To some extent, the genre of your book can depend less on what’s between the pages and more on what a publisher decides to do for marketing and positioning. That said, knowing that your book genre is ultimately up to your publisher is no excuse to be uneducated about genre if you’re trying to make a career as a writer. You should be familiar with the nuances of your favorite genres through reading. Don’t write off genre entirely. But don’t stress too much about it either. Read books that will help you write good books. That’s what matters.

Questions for WritersQUESTION: Some people say writers should perfectly adhere to book genre forms. What do you think? Take a risk by breaking out of genre? Or play it safe in hopes of an easier path to publication?

8 Responses to Don’t Know Your Book Genre? Here’s What To Do

  1. Twilight was not new, that plot (what little there was of it) was not original either. Sparkling vampires is not original.

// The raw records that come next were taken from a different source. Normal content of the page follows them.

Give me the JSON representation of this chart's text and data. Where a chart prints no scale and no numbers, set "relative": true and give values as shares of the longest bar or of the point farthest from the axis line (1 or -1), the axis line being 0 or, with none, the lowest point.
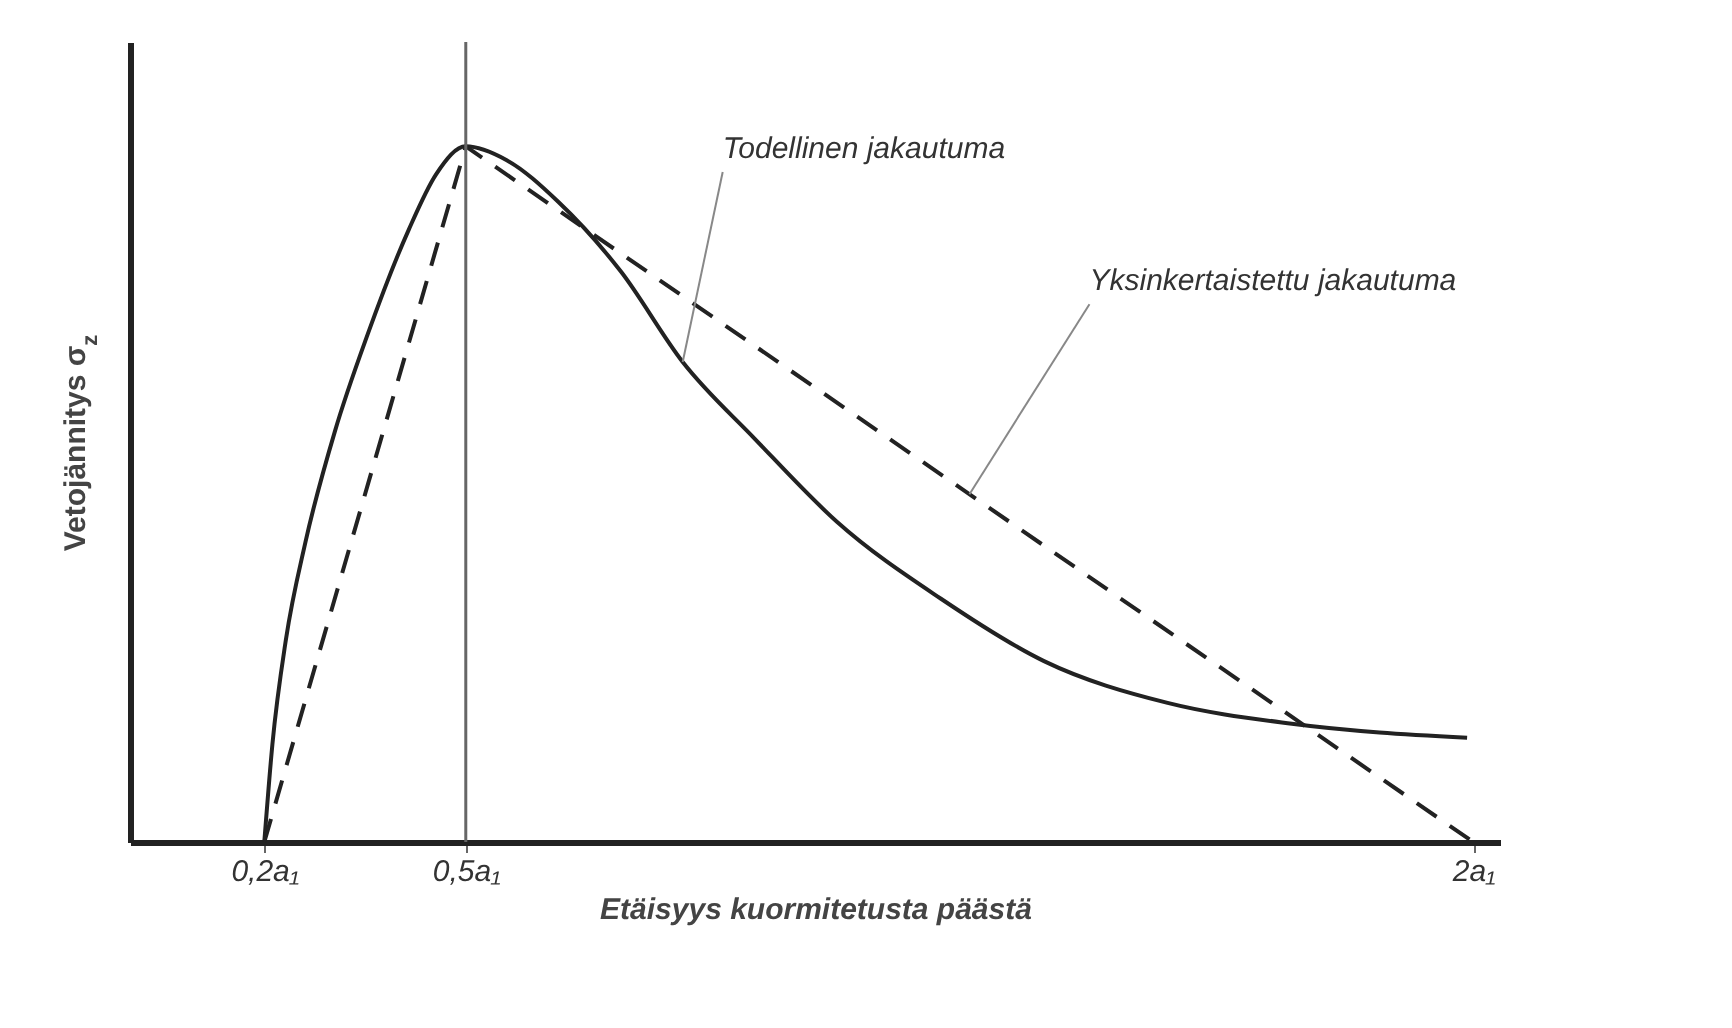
{
  "chart_data": {
    "type": "line",
    "ylabel": "Vetojännitys σ$_{z}$",
    "xlabel": "Etäisyys kuormitetusta päästä",
    "relative": true,
    "grid": false,
    "xlim": [
      0,
      2.04
    ],
    "xticks": [
      {
        "value": 0.2,
        "label": "0,2a₁"
      },
      {
        "value": 0.5,
        "label": "0,5a₁"
      },
      {
        "value": 2,
        "label": "2a₁"
      }
    ],
    "ref_lines": [
      {
        "axis": "x",
        "value": 0.5,
        "color": "#666666"
      }
    ],
    "series": [
      {
        "color": "#222222",
        "line_style": "solid",
        "x": [
          0.2,
          0.212,
          0.232,
          0.261,
          0.305,
          0.354,
          0.415,
          0.456,
          0.5,
          0.561,
          0.638,
          0.731,
          0.823,
          0.93,
          1.053,
          1.207,
          1.361,
          1.545,
          1.73,
          1.991
        ],
        "values": [
          0,
          0.14,
          0.29,
          0.43,
          0.59,
          0.73,
          0.88,
          0.96,
          1,
          0.98,
          0.92,
          0.82,
          0.69,
          0.58,
          0.46,
          0.35,
          0.26,
          0.2,
          0.17,
          0.15
        ]
      },
      {
        "color": "#222222",
        "line_style": "dashed",
        "x": [
          0.2,
          0.5,
          2
        ],
        "values": [
          0,
          1,
          0
        ]
      }
    ],
    "annotations": [
      {
        "text": "Todellinen jakautuma",
        "x": 0.823,
        "y": 0.69
      },
      {
        "text": "Yksinkertaistettu jakautuma",
        "x": 1.25,
        "y": 0.5
      }
    ]
  }
}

  2. I totally understand what’s being said about playing it safe, especially to get published the first time. However, I think it’s worth noting that every book that made it big in the market in the last decade has broken out of its genre. Maybe ‘break out’ is the wrong phrase. Rather, the author took a well known genre and it made it their own, often breaking all the rules. Harry Potter, The Hunger Games, The Girl With the Dragon Tattoo, Twilight. All of these books took a genre and did something totally new and different with it. The results are so compelling that people just can’t get enough.
    I’m all about breaking the rules of a genre. I completely understand knowing the basics first–it’s essential if you are to know HOW to break out of a genre–but in terms of publication, the more rule breakage, the better in my opinion. That’s one reason I won’t write genre romance. I don’t have anything against the genre itself, but there are so many strict rules to be considered that genre, that it’s creatively stiffling. Breaking out of a genre encourages creative ingenuity and is fantastically liberating! And it doesn’t have to be about the weirdness of the genre. Just because you’re doing a cross over or hybrid doesn’t mean that you can’t make it appeal to the masses. In fact, if the above-listed titles are any indication, the out-of-genre book may be the rule for popularity, rather than the exception. :D

  3. What about the readers? I understand that authors want to write what’s in their hearts and not worry about the marketing end of things, but that’s an undeniable part of it. When I buy a new book, my mood determines what genre I’m looking for. Is it so bad that I want to know that I’m using my money on something I want to read, and that the author isn’t going to switch from sci-fi to romance in the middle of the book? I don’t think authors should necessarily have to write FOR the genre, but, the better you “label” your book’s genre, the more success you’ll have finding and keeping readers.

  4. Writers have to do both: adhere to genre and break out of it just enough to keep things interesting. I guess if you just know your genre really well and then trust yourself and apply your own creative spin to it, you’re probabaly in the right territory.

    But I like what Mary Ann says about getting the basics down first. You can’t break the rules until you’ve mastered them!

  5. It’s a fine line between paying attention to genre rules and just following your muse to write a good book. But nothing’s more important that being true to yourself, even if that means breaking genre rules (and never getting published).

  6. QUESTION: Some people say writers should perfectly adhere to book genre forms. What do you think? Take a risk by breaking out of genre? Or play it safe in hopes of an easier path to publication?

    I’m a fairly new author and since I’ve yet to publish a book, I’m all about playing it safe! If a publisher is going to take a chance on me I’d better first know the basics before venturing off on my own. I think once I’ve proven myself, then I can stray off the safe path!